Após a visita, Musk afirmou que se as redes sociais existissem durante a época do Holocausto, isso nunca teria ocorrido. Assim como o TikTok, a plataforma de mídia social de Musk, X, também foi criticada por não fazer o suficiente para combater o anti-semitismo.

Musk “me pareceu um adolescente perigoso”, disse Gray, “embriagado de poder. Ele é do tipo ‘queimar tudo’.” Enquanto ele estava atento em Auschwitz, “cumprimentando Gidon educadamente e ouvindo-o – mais ou menos”, seu discurso posterior, no qual ele se descreveu como “aspiracionalmente judeu”, foi uma decepção esmagadora e expôs uma “verdadeira desconectar”, disse ela, acrescentando que era “como convidar um incendiário para uma convenção de combate a incêndios”.

Depois de 7 de outubro, Gray queria partir em um dos voos de evacuação para cidadãos americanos. Mas Lev, cujo filho e neto serviam na reserva, insistiu em ficar. “Não vou fugir de novo”, disse Lev a Gray.

A primeira vez que a vida de Mira Talalayevsky foi salva foi em 29 de setembro de 1941, quando ela ainda não tinha 2 anos. A mãe de Mira escapou com ela de sua casa no gueto de Kiev na noite anterior aos judeus receberem ordem de marcha da morte para Babyn Yar.

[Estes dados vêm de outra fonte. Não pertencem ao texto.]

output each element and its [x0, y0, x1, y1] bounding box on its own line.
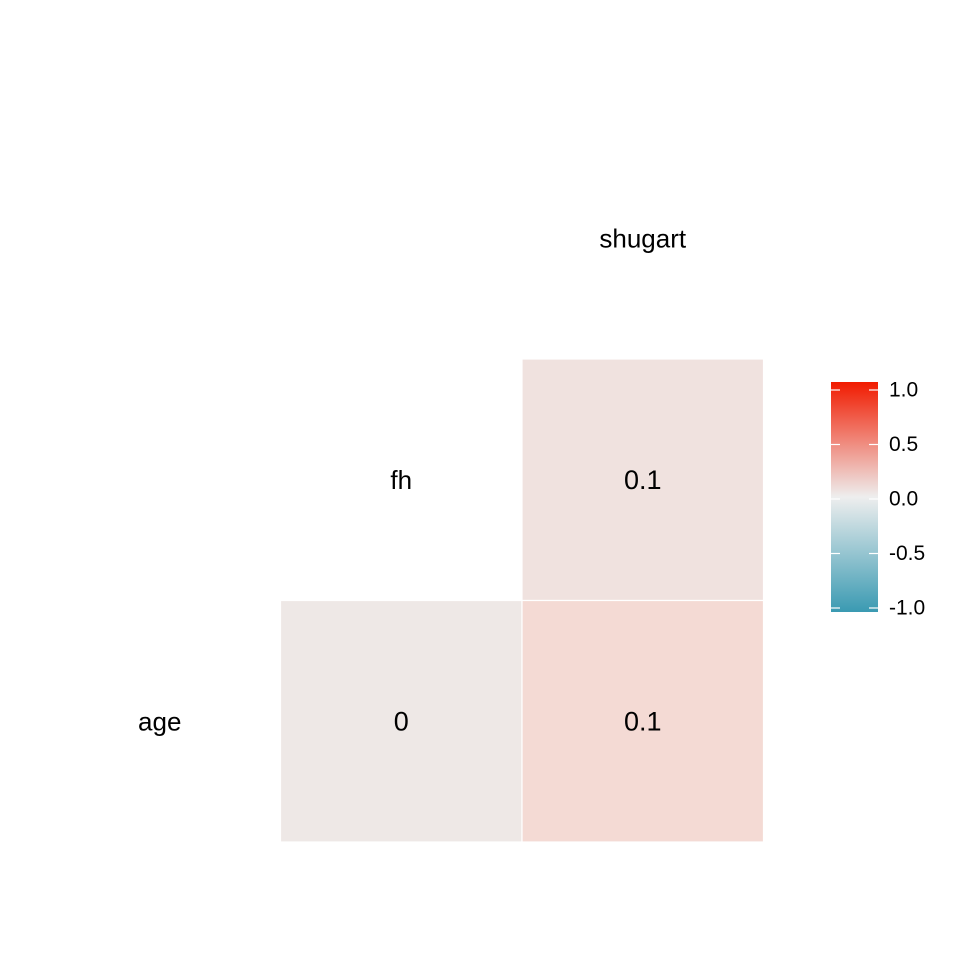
heatmap-cell-age-fh [279, 599, 523, 843]
heatmap-cell-fh-shugart [521, 358, 765, 602]
legend-label-2: 0.0 [889, 488, 918, 511]
legend-ticks [831, 389, 878, 609]
cell-value-age-fh: 0 [394, 706, 409, 736]
legend-tick-labels: 1.0 0.5 0.0 -0.5 -1.0 [889, 379, 925, 620]
variable-labels: age fh shugart [138, 223, 687, 736]
heatmap-cell-labels: 0.1 0 0.1 [394, 465, 662, 737]
cell-value-fh-shugart: 0.1 [624, 465, 662, 495]
heatmap-cells [279, 358, 765, 843]
cell-value-age-shugart: 0.1 [624, 706, 662, 736]
variable-label-age: age [138, 706, 181, 736]
heatmap-cell-age-shugart [521, 599, 765, 843]
legend-colorbar [831, 382, 878, 612]
variable-label-shugart: shugart [599, 223, 686, 253]
legend-label-0: 1.0 [889, 379, 918, 402]
legend-label-4: -1.0 [889, 597, 925, 620]
variable-label-fh: fh [390, 465, 412, 495]
color-legend: 1.0 0.5 0.0 -0.5 -1.0 [831, 379, 925, 620]
legend-label-1: 0.5 [889, 433, 918, 456]
legend-label-3: -0.5 [889, 542, 925, 565]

A segunda vez ocorreu em 8 de outubro de 2023, quando a casa de Talalayevsky em Ashkelon foi atingida diretamente por um foguete do Hamas. Talalayevsky sobreviveu milagrosamente ao ataque do foguete, mas sofreu cortes de estilhaços no rosto e queimaduras no corpo devido a um incêndio que eclodiu na casa após o impacto. Sua casa e todos os seus bens foram completamente destruídos.

“Na minha velhice fico sem nada e tenho que começar de novo”, disse Talalayevsky.

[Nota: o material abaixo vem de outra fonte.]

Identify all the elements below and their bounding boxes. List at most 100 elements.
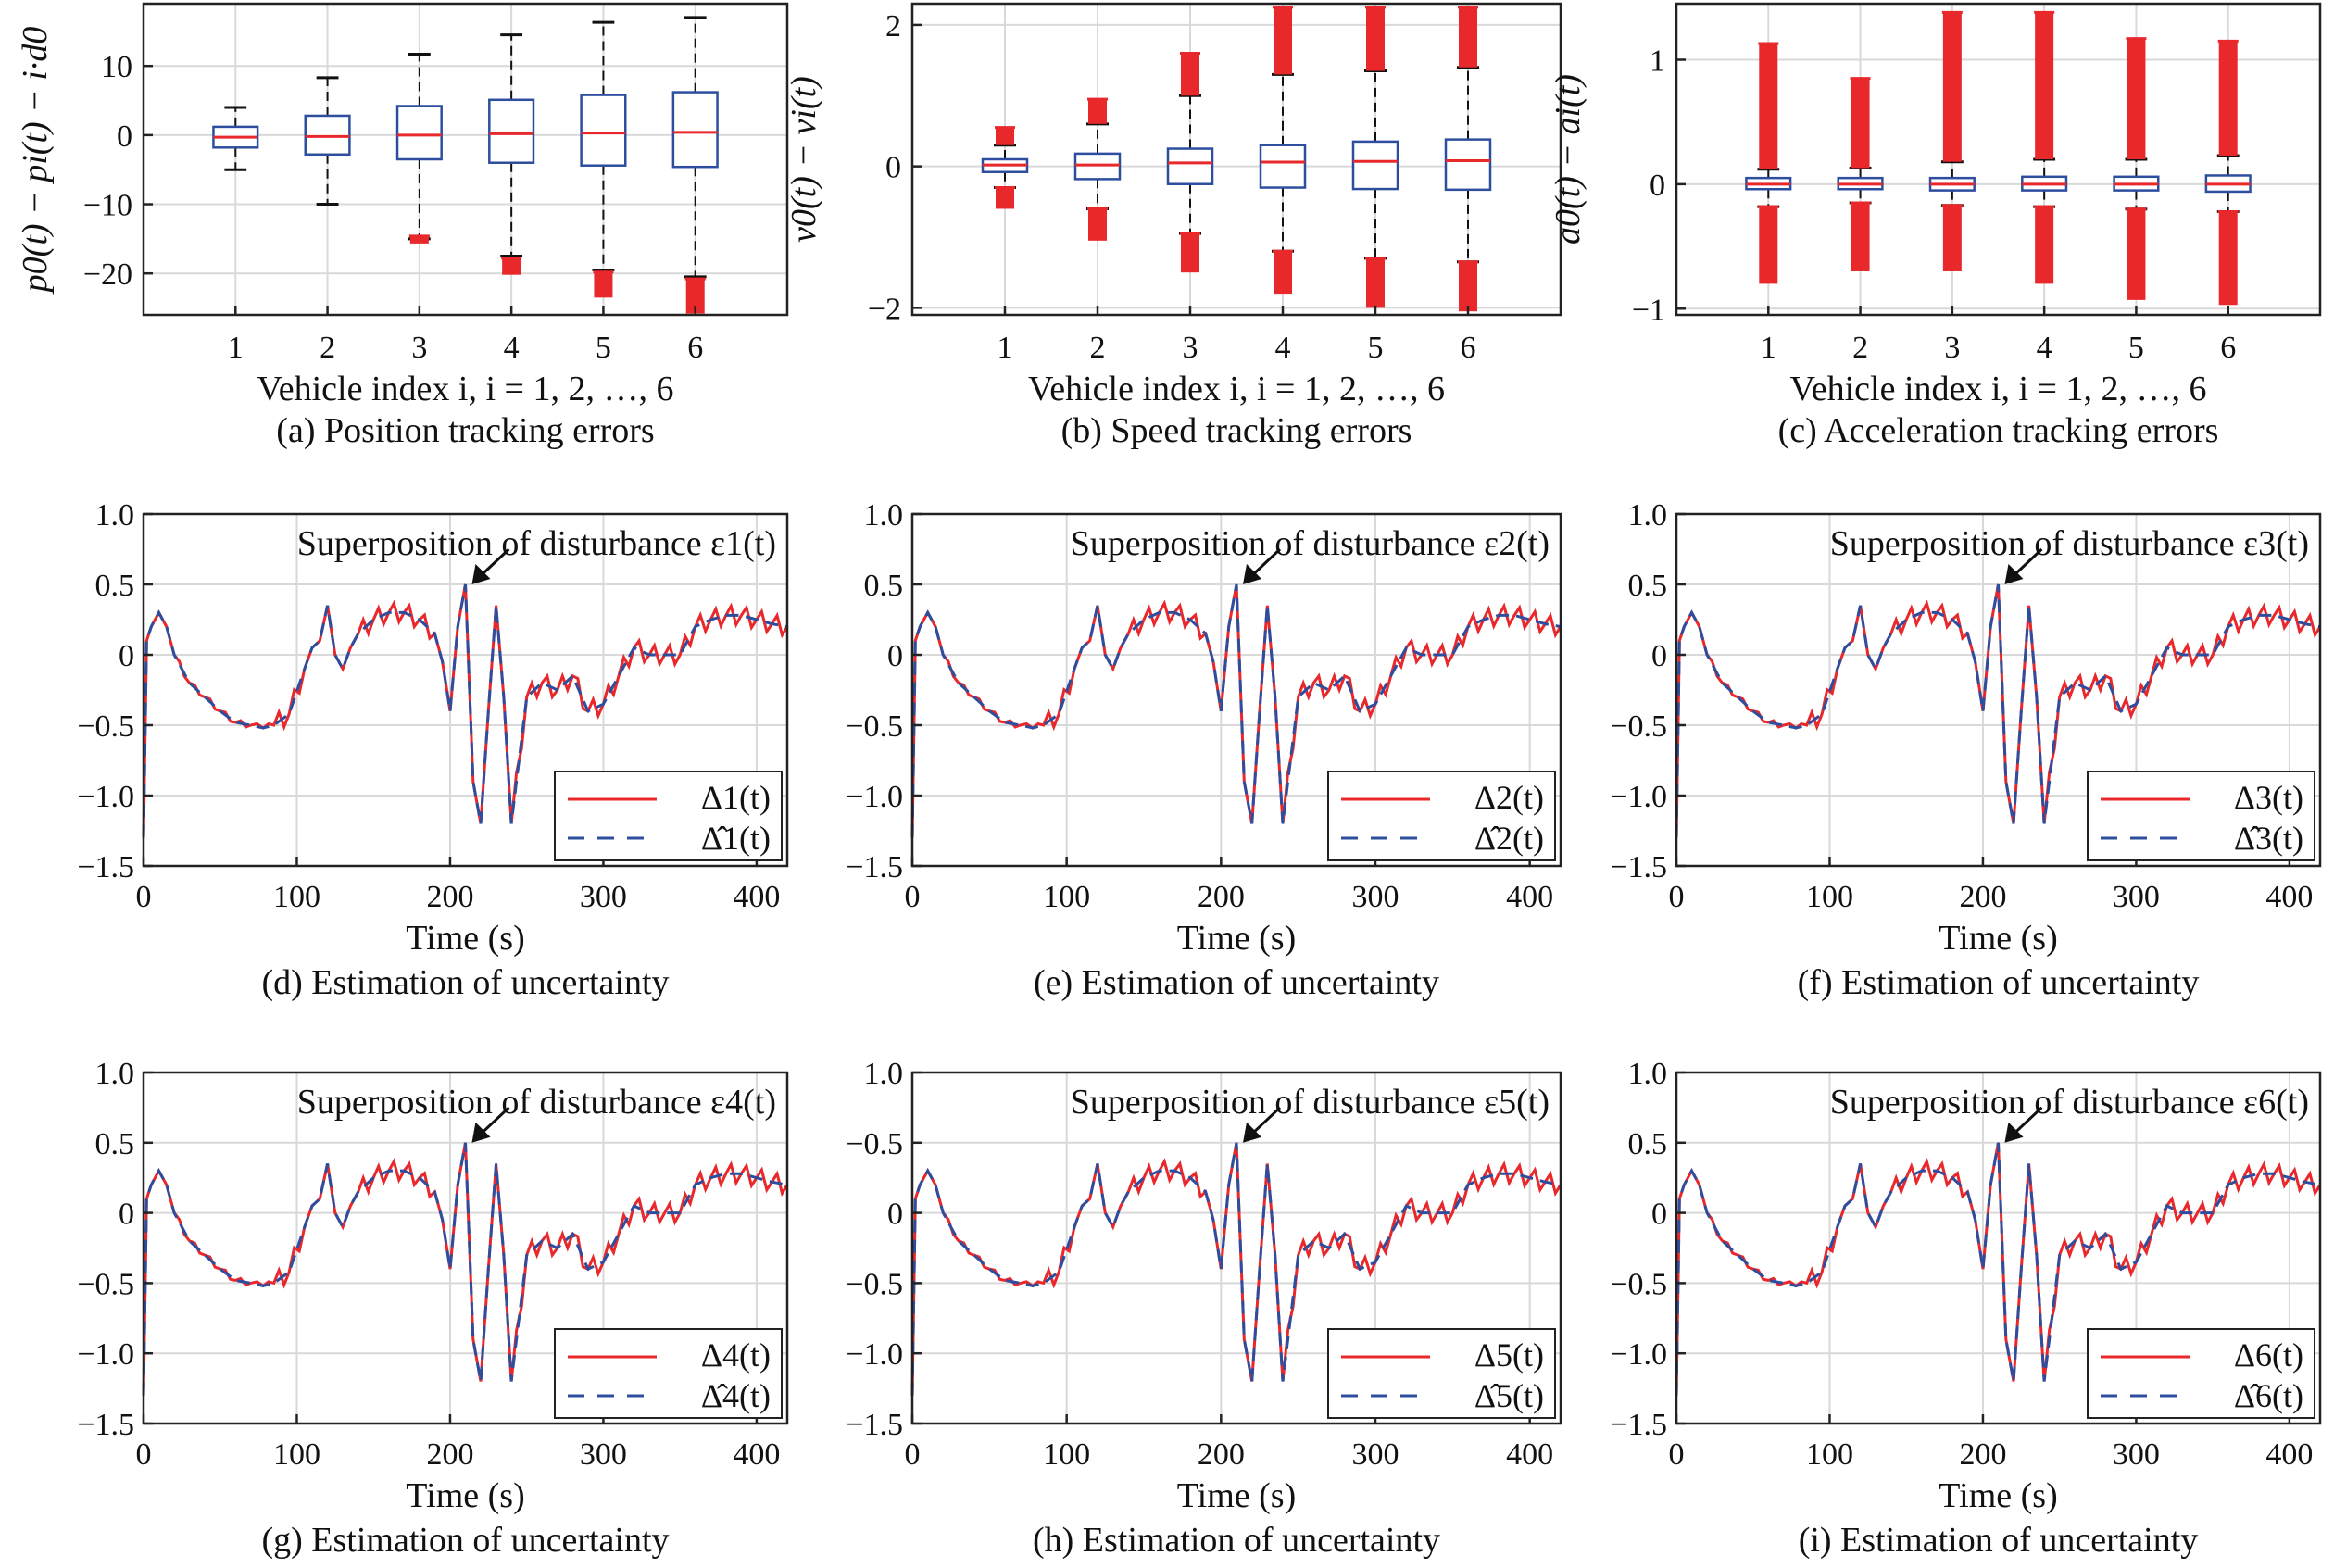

Talalayevsky, de 85 anos, era demasiado jovem para se lembrar da noite em que foi libertada das garras dos nazis, mas disse que ao longo dos anos a sua mãe lhe revelou todos os detalhes. Quando os judeus de Kiev foram presos para serem transferidos para o gueto, os guardas ucranianos receberam ordens de recolher todos os seus objetos de valor. Sua mãe, uma mulher instruída que sabia alemão, foi instruída a registrar cada item levado.

Sua mãe construiu um relacionamento com um guarda que ela testemunhou embolsando secretamente algumas joias para si. Mais tarde, o guarda avisou-a de que os alemães viriam de manhã para matar toda a gente no gueto e, nessa noite, ajudou a mãe de Talalayevsky a fugir num comboio de carga. “Só me lembro da sensação constante de fome e frio daqueles anos. Minha infância foi tirada de mim, mas pelo menos continuei vivo”, disse Talalayevsky.

Oitenta e dois anos depois, Talalayevsky entrou na banheira quando ouviu a sirene do foguete. Parecia o lugar mais seguro para se estar em seu apartamento, que era antigo e sem quarto seguro. Uma violenta explosão destruiu sua casa e Talalayevsky perdeu a consciência. Ela acabou sendo resgatada dos escombros por seus vizinhos. O evento a deixou com pesadelos duradouros e sem sobrancelhas, disse ela.

Três meses depois, Talalayevsky ainda espera a reconstrução de seu apartamento. Entretanto, o governo transferiu-a para um apartamento mais novo na cidade. Talalayevsky atribui à Irmandade Internacional de Cristãos e Judeus a primeira organização a estender a mão após o ataque, fornecendo a Talalayevsky apoio material e emocional. “Como mulher de fé, é muito comovente ouvir que há muitos cristãos nos Estados Unidos que cuidam de mim.”

Golebowicz também vive em acomodações temporárias – um lar de idosos perto da cidade costeira de Netanya, juntamente com alguns dos outros residentes evacuados de Nirim. Ele disse que pretende voltar e morar em Nirim o mais rápido possível.

“Voltarei para minha casa onde moro há 70 anos e ajudarei na sua restauração”, disse ele. “Todos os kibutzim destruídos serão reconstruídos e florescerão novamente, porque a determinação e o espírito em Israel são fortes.”